Advisorhub (September 19, 2023) – The Financial Industry Regulatory Authority continues to bring enforcement actions over violations of the three-year-old Regulation Best Interest rule and this week fined and suspended a former broker who put 81% of her customer’s net worth into a single non-traded real estate investment trust.

Elba M. Nogueras, who is based in Guaynabo, Puerto Rico, accepted a four-month suspension and $5,000 fine for violating Reg BI and Finra’s “catch-all” Rule 2010 requiring brokers “observe high standards,” according to a letter of settlement finalized on Monday.

In September 2020, Nogueras, who was registered with First Southern LLC, recommended that her 56-year old client, who had a moderate risk tolerance and limited investment experience, invest $81,000, or 81% of his liquid net worth, into an unidentified non-traded REIT, Finra said. Nogueras, who spent 19 years as a broker, received a $5,670 commission from the sale, according to the letter.

Finra noted that the REIT’s prospectus warned the investment had a high degree of risk, “could have resulted in a complete loss of principal” and that investors had limited opportunities to redeem their shares, according to the letter.

The industry’s self regulatory organization is not taking a stricker stance than it previously could have under its older suitability stand rules, which governed broker-dealers prior to Reg BI’s June 2020 effectiveness, according to Hugh Berkson, president of the Public Investors Arbitration Bar Association, a plaintiff lawyer trade group.

“I’m heartened that Finra went after somebody for selling one of these [REITs] and tying up somebody with so much of their net worth in a single product like this,” said Berkson. “But I don’t think that that arises out of Reg BI.”

Finra in August censured Network 1, a New Jersey-based broker-dealer, and its chief compliance officer for failing to set up a supervisory system that was compliant with Reg BI or to detect red flags about excessive trading, according to a separate settlement. The broker-dealer agreed to pay a $200,000 fine and almost $534,000 in restitution.

Finra initiated the enforcement action against Nogueras following an exam of First Southern, according to the letter.

Guaynabo-based First Southern has both a registered investment advisor and broker-dealer. It has an office in Atlanta and offers its RIA services through First Southern Asset Management, LLC, according to its SEC filings.

A spokesperson for the firm did not respond to a request for comment.
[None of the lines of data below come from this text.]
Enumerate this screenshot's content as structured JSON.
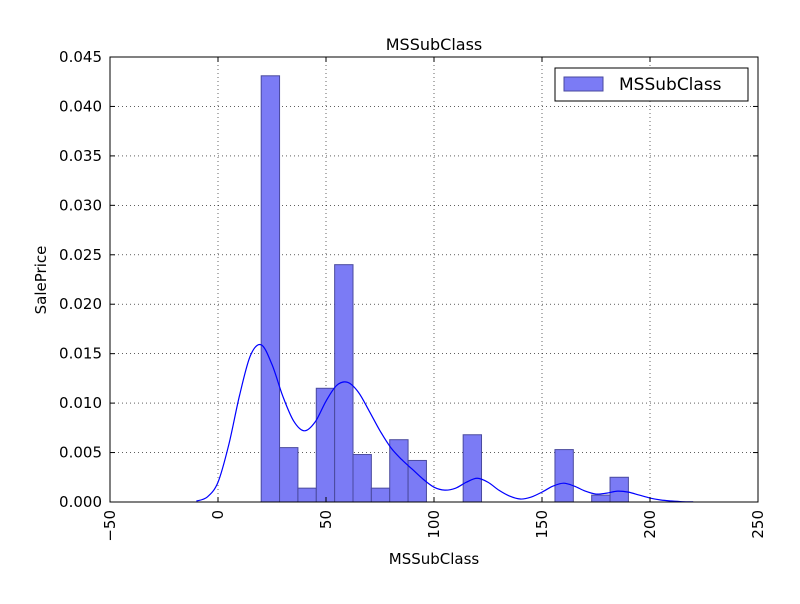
{
  "chart_data": {
    "type": "bar",
    "title": "MSSubClass",
    "xlabel": "MSSubClass",
    "ylabel": "SalePrice",
    "xlim": [
      -50,
      250
    ],
    "ylim": [
      0,
      0.045
    ],
    "grid": true,
    "x_ticks": [
      -50,
      0,
      50,
      100,
      150,
      200,
      250
    ],
    "x_tick_labels": [
      "−50",
      "0",
      "50",
      "100",
      "150",
      "200",
      "250"
    ],
    "y_ticks": [
      0,
      0.005,
      0.01,
      0.015,
      0.02,
      0.025,
      0.03,
      0.035,
      0.04,
      0.045
    ],
    "y_tick_labels": [
      "0.000",
      "0.005",
      "0.010",
      "0.015",
      "0.020",
      "0.025",
      "0.030",
      "0.035",
      "0.040",
      "0.045"
    ],
    "legend": {
      "position": "top-right",
      "entries": [
        "MSSubClass"
      ]
    },
    "colors": {
      "bar_fill": "#7b7bf5",
      "bar_edge": "#4a4a9e",
      "kde_line": "#0000ff"
    },
    "histogram": {
      "bin_width": 8.5,
      "bins": [
        {
          "start": 20.0,
          "value": 0.0431
        },
        {
          "start": 28.5,
          "value": 0.0055
        },
        {
          "start": 37.0,
          "value": 0.0014
        },
        {
          "start": 45.5,
          "value": 0.0115
        },
        {
          "start": 54.0,
          "value": 0.024
        },
        {
          "start": 62.5,
          "value": 0.0048
        },
        {
          "start": 71.0,
          "value": 0.0014
        },
        {
          "start": 79.5,
          "value": 0.0063
        },
        {
          "start": 88.0,
          "value": 0.0042
        },
        {
          "start": 96.5,
          "value": 0
        },
        {
          "start": 105.0,
          "value": 0
        },
        {
          "start": 113.5,
          "value": 0.0068
        },
        {
          "start": 122.0,
          "value": 0
        },
        {
          "start": 130.5,
          "value": 0
        },
        {
          "start": 139.0,
          "value": 0
        },
        {
          "start": 147.5,
          "value": 0
        },
        {
          "start": 156.0,
          "value": 0.0053
        },
        {
          "start": 164.5,
          "value": 0
        },
        {
          "start": 173.0,
          "value": 0.0007
        },
        {
          "start": 181.5,
          "value": 0.0025
        }
      ]
    },
    "kde": {
      "x": [
        -10,
        -5,
        0,
        5,
        10,
        15,
        20,
        25,
        30,
        35,
        40,
        45,
        50,
        55,
        60,
        65,
        70,
        75,
        80,
        85,
        90,
        95,
        100,
        105,
        110,
        115,
        120,
        125,
        130,
        135,
        140,
        145,
        150,
        155,
        160,
        165,
        170,
        175,
        180,
        185,
        190,
        195,
        200,
        205,
        210,
        215,
        220
      ],
      "y": [
        0.0001,
        0.0005,
        0.002,
        0.0058,
        0.0108,
        0.0148,
        0.0159,
        0.0139,
        0.0107,
        0.0082,
        0.0072,
        0.0081,
        0.0102,
        0.0118,
        0.0121,
        0.0111,
        0.0092,
        0.0072,
        0.0055,
        0.0043,
        0.0033,
        0.0023,
        0.0015,
        0.0012,
        0.0014,
        0.002,
        0.0024,
        0.002,
        0.0012,
        0.0006,
        0.0003,
        0.0005,
        0.001,
        0.0016,
        0.0019,
        0.0016,
        0.0011,
        0.0008,
        0.0009,
        0.0011,
        0.001,
        0.0007,
        0.0004,
        0.0002,
        0.0001,
        3e-05,
        1e-05
      ]
    }
  }
}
Nogueras left the firm in October 2021 and has not since been registered as a broker or investment advisor, according to registration records.

Nogueras first registered as a broker in 2002 at R-G Investment Corp. and worked at UBS Financial Services and independent broker Kovack Securities, Inc. before joining First Southern in 2019, according to her BrokerCheck.

Nogueras has 21 disclosures on her record going back over a decade. Two customer complaints from 2010 and 2011 were denied, two from 2014 and one from 2015 were closed with no action and one dispute from 2015 was withdrawn by the client. The remaining 14 settled for between $15,000 and $365,000 each.

Neither Nogueras nor her lawyer could be reached for comment.